O documento também sugere que a União desenvolva, implemente e atualize periodicamente uma Estratégia Nacional de Cibersegurança e Soberania Digital, “que inclua medidas para proteger os sistemas digitais, as infraestruturas de acesso, as infraestruturas críticas, os bancos de dados, e os aplicativos no País”.

“A estratégia deverá incluir disposições para desenvolvimento de educação, capacidades técnicas e operacionais, gestão de riscos, resposta a incidentes, cooperação ao nível nacional e internacional, e definição de papéis e responsabilidades”, enumerou o documento, que também sugere ao governo estabelecer um programa de certificação para sistemas digitais, redes e dados.

A cibersegurança é um assunto “multidimensional, multissetorial e, frequentemente, transnacional”, dependente de atores de natureza extremamente diferentes (como das esferas pública e privada), “que não são necessariamente localizados na mesma jurisdição”.

O levantamento destaca que a Política Nacional de Segurança da Informação, instituída pelo Decreto nº. 9.637/18, prevê a criação de uma Estratégia Nacional de Segurança da Informação composta por diferentes módulos temáticos, mas apenas a Estratégia Nacional de Segurança Cibernética (E-Ciber) e o Plano Nacional de Segurança de Infraestruturas Críticas já foram publicados.

“Estes instrumentos são voltados tanto para as instituições de governo, quanto para o setor privado, pois estabelecem diretrizes, guias, ações estratégicas e um planejamento direcionado a respeito dos assuntos de que tratam.

Diante de uma realidade na qual a conectividade se torna cada dia mais permanente, ubíqua e essencial, esta situação ameaça não apenas atividades que se desenrolem digitalmente, mas todas as esferas da sociedade, da economia e da democracia brasileira.

Além de operações comerciais, são também interrompidos ou afetados por ataques de ransomware, vazamento de dados etc. serviços públicos, infraestrutura crítica e os próprios processos democráticos”, alertou o estudo.

O relatório cita ataques cibernéticos recentes que afetaram o provimento de serviços públicos no Brasil, incluindo o controle vacinal no ConecteSUS; processos e prazos de tribunais da Justiça do Rio Grande do Sul e Superior Tribunal de Justiça; interrupção de serviços públicos pela Prefeitura do Rio de Janeiro; e a invasão sofrida em sites do Governo do Ceará, com mensagens reivindicando a anulação de votos de cidadãos brasileiros da região Nordeste, “sequestrando o espaço de grande visibilidade e credibilidade destes portais para a difusão de discurso de ódio e de fomento a um golpe antidemocrático”.
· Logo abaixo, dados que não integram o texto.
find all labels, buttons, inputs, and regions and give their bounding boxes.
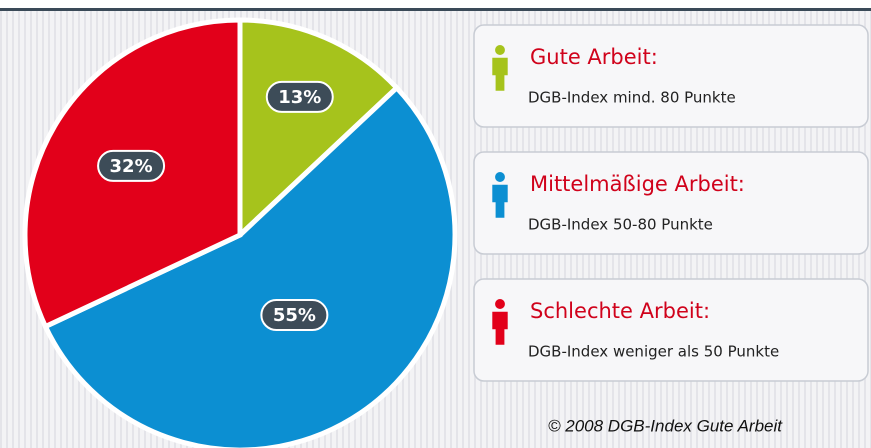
legend-title: Gute Arbeit:	[530, 45, 658, 69]
value-label-pill	[265, 80, 334, 113]
legend-card	[473, 24, 869, 128]
legend: Gute Arbeit: DGB-Index mind. 80 Punkte Mit…	[473, 24, 869, 382]
legend-card	[473, 151, 869, 255]
top-rule	[0, 8, 871, 11]
pie-slice	[42, 84, 458, 448]
person-icon-head	[495, 172, 505, 182]
legend-description: DGB-Index weniger als 50 Punkte	[528, 343, 779, 361]
legend-description: DGB-Index 50-80 Punkte	[528, 216, 713, 234]
value-label-pill	[97, 149, 166, 182]
value-label: 13%	[278, 87, 321, 108]
person-icon-body	[492, 57, 508, 91]
person-icon-body	[492, 184, 508, 218]
person-icon-head	[495, 45, 505, 55]
value-label-pill	[260, 299, 329, 332]
legend-description: DGB-Index mind. 80 Punkte	[528, 89, 736, 107]
person-icon-body	[492, 311, 508, 345]
value-label: 32%	[110, 156, 153, 177]
legend-title: Schlechte Arbeit:	[530, 299, 710, 323]
legend-card	[473, 278, 869, 382]
top-band	[0, 0, 871, 8]
pie: 13% 55% 32%	[22, 17, 458, 448]
value-label: 55%	[273, 305, 316, 326]
person-icon-head	[495, 299, 505, 309]
legend-title: Mittelmäßige Arbeit:	[530, 172, 745, 196]
source: © 2008 DGB-Index Gute Arbeit	[548, 416, 783, 435]
pie-slice	[237, 17, 401, 241]
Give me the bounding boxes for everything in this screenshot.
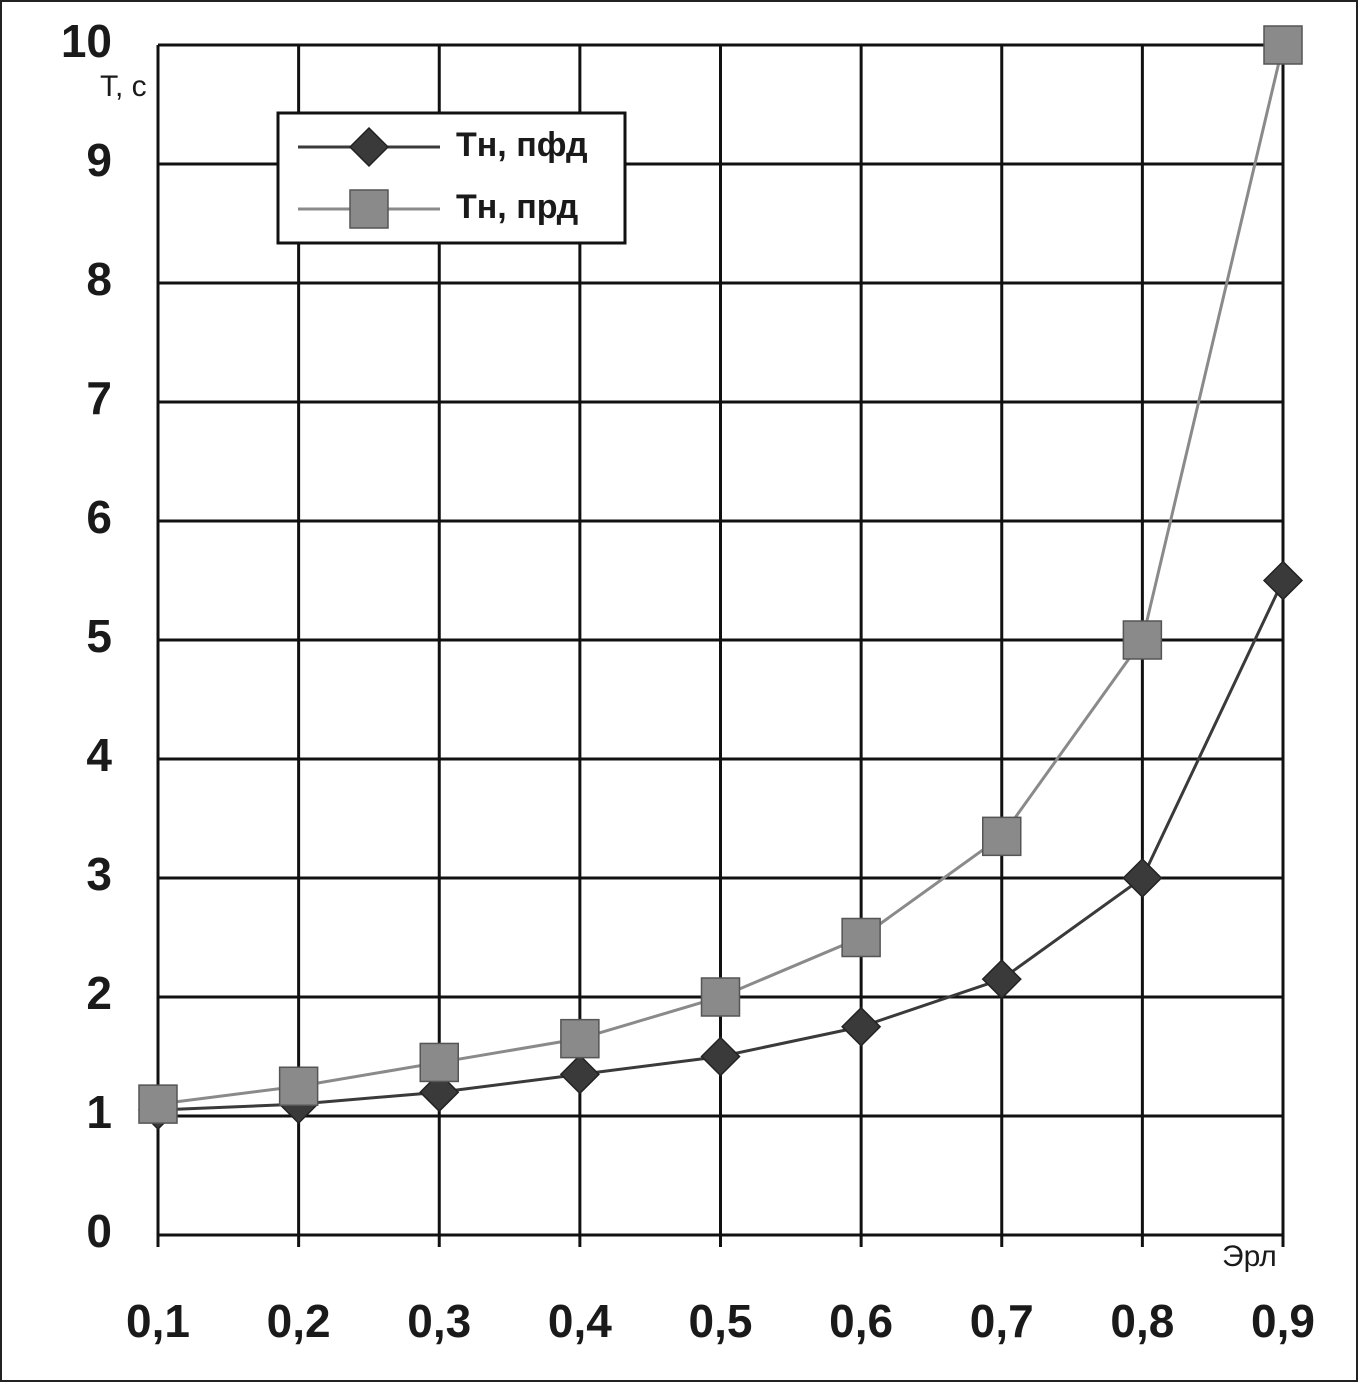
y-tick-label: 8 (86, 253, 112, 305)
y-tick-label: 0 (86, 1205, 112, 1257)
point (419, 1072, 460, 1113)
y-tick-label: 3 (86, 848, 112, 900)
x-tick-label: 0,6 (829, 1295, 893, 1347)
point (700, 1036, 741, 1077)
x-axis-label: Эрл (1222, 1240, 1277, 1273)
point (560, 1018, 600, 1059)
point (419, 1042, 459, 1083)
point (982, 816, 1022, 857)
x-tick-label: 0,3 (407, 1295, 471, 1347)
legend-marker (349, 189, 389, 229)
x-tick-label: 0,4 (548, 1295, 612, 1347)
x-tick-label: 0,1 (126, 1295, 190, 1347)
x-tick-label: 0,9 (1251, 1295, 1315, 1347)
point (1122, 857, 1163, 899)
y-tick-label: 7 (86, 372, 112, 424)
x-tick-label: 0,8 (1110, 1295, 1174, 1347)
point (1122, 620, 1163, 660)
point (1263, 25, 1303, 65)
point (278, 1066, 319, 1106)
legend-marker (348, 126, 390, 168)
legend-label: Тн, прд (456, 188, 578, 226)
point (559, 1054, 600, 1095)
point (700, 977, 741, 1017)
y-tick-label: 4 (86, 729, 112, 781)
legend-box (276, 111, 627, 245)
y-tick-label: 10 (61, 15, 112, 67)
point (138, 1084, 178, 1124)
point (981, 959, 1022, 1000)
y-tick-label: 2 (86, 967, 112, 1019)
point (1262, 560, 1304, 601)
x-tick-label: 0,2 (267, 1295, 331, 1347)
y-tick-label: 1 (86, 1086, 112, 1138)
x-tick-label: 0,5 (689, 1295, 753, 1347)
y-tick-label: 9 (86, 134, 112, 186)
legend-label: Тн, пфд (456, 126, 588, 164)
point (841, 1006, 882, 1047)
point (841, 917, 881, 958)
x-tick-label: 0,7 (970, 1295, 1034, 1347)
y-axis-label: Т, с (100, 70, 147, 103)
y-tick-label: 6 (86, 491, 112, 543)
y-tick-label: 5 (86, 610, 112, 662)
“Estudos sobre cibersegurança muito frequentemente voltam-se a aspectos técnicos, como criptografia, ou ameaças específicas, como malware ou ataques DDoS”, escreveram os autores.

“Por outro lado, estudos sobre regulação de telecomunicações, plataformas, desinformação, proteção de dados pessoais e outras áreas em que a ação humana é traduzida para a esfera digital frequentemente focam aspectos jurídicos, políticos ou econômicos próprios, chegando raramente a examinar de maneira completa e, ainda mais raramente, a conectar as diferentes dimensões da cibersegurança”, complementaram.

“Na verdade, todos os indivíduos, empresas, administrações públicas, instituições de ensino e tomadores de decisão devem considerar a cibersegurança como uma preocupação fundamental antes que alguns dos principais riscos e ameaças se tornem realidade”, defenderam.